Barenaked Fun
It’s a testament to Barenaked Ladies’ talent and charisma that they’ve created fun, quirky music for over sixteen years without being pigeonholed as a novelty act. They’ve mastered the ability to be droll, a quality best illustrated in their latest CDs, the bittersweet Barenaked Ladies are Me (BLAM) and the soon-to-be-released All New Revue-Live at the Glenn Gould Studio (a live version of BLAM). Both are mature and thoughtful albums that sound better with each listen. They’re the band’s first independent releases since they left Reprise Records and the first since outgrowing their customary “naked track” (the entire band goes bare for the recording). The quirkiness is still there; it’s just couched within songs of failure and diffused sadness.The tracks are mostly genteel, guitar-driven melancholic stories like the folksy post-breakup “Adrift,” which sets the tone with sweet-sounding vocals and strumming banjo.
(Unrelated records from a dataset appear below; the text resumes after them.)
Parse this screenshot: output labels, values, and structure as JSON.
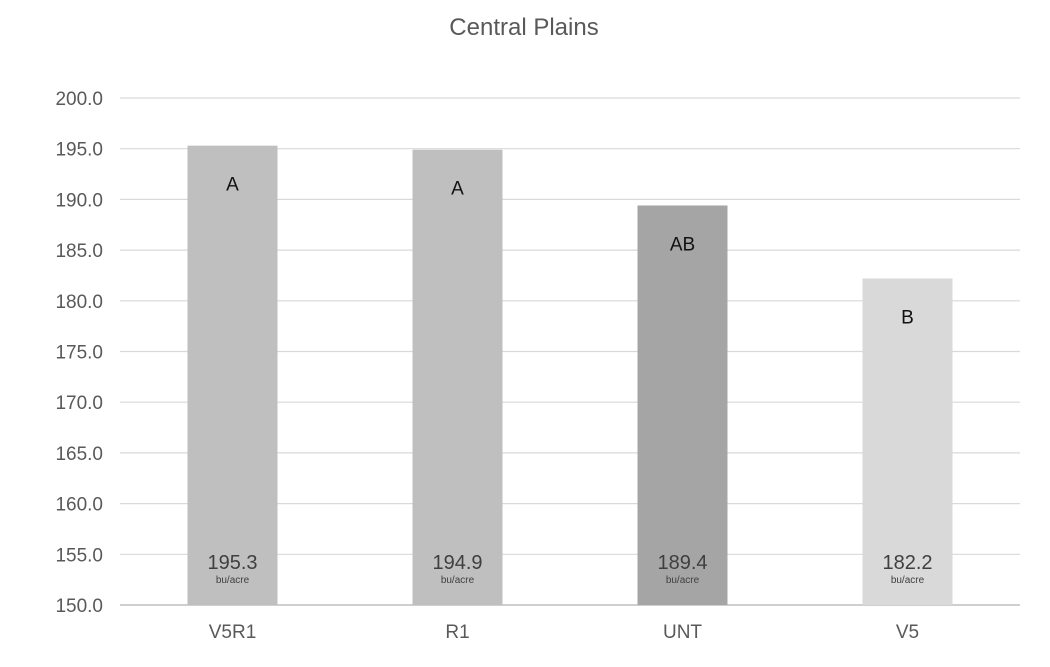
{
  "chart_data": {
    "type": "bar",
    "title": "Central Plains",
    "xlabel": "",
    "ylabel": "",
    "ylim": [
      150,
      200
    ],
    "ytick_step": 5,
    "ytick_labels": [
      "150.0",
      "155.0",
      "160.0",
      "165.0",
      "170.0",
      "175.0",
      "180.0",
      "185.0",
      "190.0",
      "195.0",
      "200.0"
    ],
    "categories": [
      "V5R1",
      "R1",
      "UNT",
      "V5"
    ],
    "values": [
      195.3,
      194.9,
      189.4,
      182.2
    ],
    "value_labels": [
      "195.3",
      "194.9",
      "189.4",
      "182.2"
    ],
    "unit_label": "bu/acre",
    "significance_letters": [
      "A",
      "A",
      "AB",
      "B"
    ],
    "bar_colors": [
      "#bfbfbf",
      "#bfbfbf",
      "#a6a5a5",
      "#d9d9d9"
    ],
    "gridlines": true,
    "legend": "none",
    "colors": {
      "grid": "#d9d9d9",
      "text": "#595959"
    }
  }
}
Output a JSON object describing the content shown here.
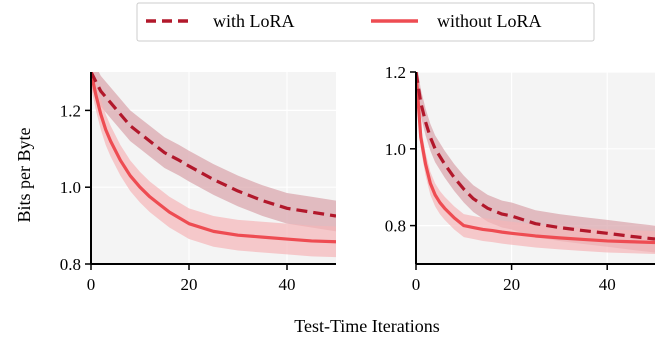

The endearing “Bank Job” is a comical tale about failure, a bank heist foiled by nuns who were “like zebras/they had us confused.” The happy-go-lucky “Bull In a China Shop” is about self-loathing. Horns and an infectious beat accompany the downtrodden lyrics “ I’m a walking advertisement for everything I never meant/And everything I never meant to be.” The rock-tinged “Wind It Up” is a great, angry breakup song with panache. The guitar solo sticks out among the introspective, harmonic tracks, and the wit is enviable: “I was a baby when I learned to suck/But you have raised it to an art form.”
Even without one pop-friendly single displaying the rapid-fire word play of Barenaked Ladies’ previous outings, their sense of humor on both Barenaked Ladies are Me and All New Revue-Live at the Glenn Gould Studio is still intact. The sad songs are amusing and the happy ones are poignant. Of course, the levity of a naked track couldn’t hurt.